I am a stats nerd. Or geek. Or just plain obsessive if we’re being honest. And I was interested to see that I got a few referrals from sites on dreamwidth.org which is a kind of livejournal clone. When I chased them up, I found that the post had been included in a couple of reading list posts, which then seem to be kind of communal.
Struck me that that is something you just don’t see all that often in blogging any more. Linking just for the sake of linking, not to boost your profile, earn brownie points, drive up your domain authority, but because you’ve read a good post, and you think other people might enjoy it.
With that in mind, I’d like to share a couple of articles I’ve been reading. I quite often link drop on my facebook page, although I’m aware that with the facebook algorithm in play, I’m lucky if 20 people see a post on there, despite it having 690 followers these days.
This post from Sandy Calico resonated. Silenced. In our drive to be the best, we’re forgetting the community that blogging can give us. Visit, comment, link, read for the sake of those activities and the people behind the words, not for the value of the return traffic.

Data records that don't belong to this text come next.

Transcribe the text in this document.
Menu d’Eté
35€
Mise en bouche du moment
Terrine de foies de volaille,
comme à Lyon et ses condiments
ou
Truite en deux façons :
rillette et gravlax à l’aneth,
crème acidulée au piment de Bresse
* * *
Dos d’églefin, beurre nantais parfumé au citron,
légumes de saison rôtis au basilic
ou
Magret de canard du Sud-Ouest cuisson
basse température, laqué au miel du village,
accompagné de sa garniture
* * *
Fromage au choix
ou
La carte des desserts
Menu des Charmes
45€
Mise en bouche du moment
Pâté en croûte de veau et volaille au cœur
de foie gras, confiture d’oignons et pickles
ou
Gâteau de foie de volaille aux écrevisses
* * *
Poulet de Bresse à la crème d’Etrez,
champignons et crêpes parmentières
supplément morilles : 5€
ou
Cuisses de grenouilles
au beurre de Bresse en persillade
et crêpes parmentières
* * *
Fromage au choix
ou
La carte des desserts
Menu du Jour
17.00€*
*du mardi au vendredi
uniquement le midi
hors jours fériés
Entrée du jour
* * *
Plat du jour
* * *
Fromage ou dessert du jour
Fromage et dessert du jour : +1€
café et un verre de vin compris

Learning to draw, I loved Creating characters, the birth of Horace and Hattie and Clara Vulliamy – drawing anthropomorphic animals
I went to YALC with Anne-Marie. She wrote it up. I didn’t.
And I’m rooting for Sara from me and orla, as she takes the leap into self employment. While admiring her pictures massively.
I do try to share posts I’ve enjoyed when I enjoy them. As well as the various networks in the top of the sidebar, I’m on stumbleupon and pinterest which will not verify my site for love nor money. (Well, I haven’t offered them money. Perhaps that’s what they’re waiting for?)
I guess what I’m trying to say in a roundabout way here, is that the internet is a network. A web. And it grows stronger and easier to traverse the more links we make on it. So bloggers particularly, stick some more links in your posts, and build a community on your *social* networks. In the long run, it will pay off on both a personal and a professional level.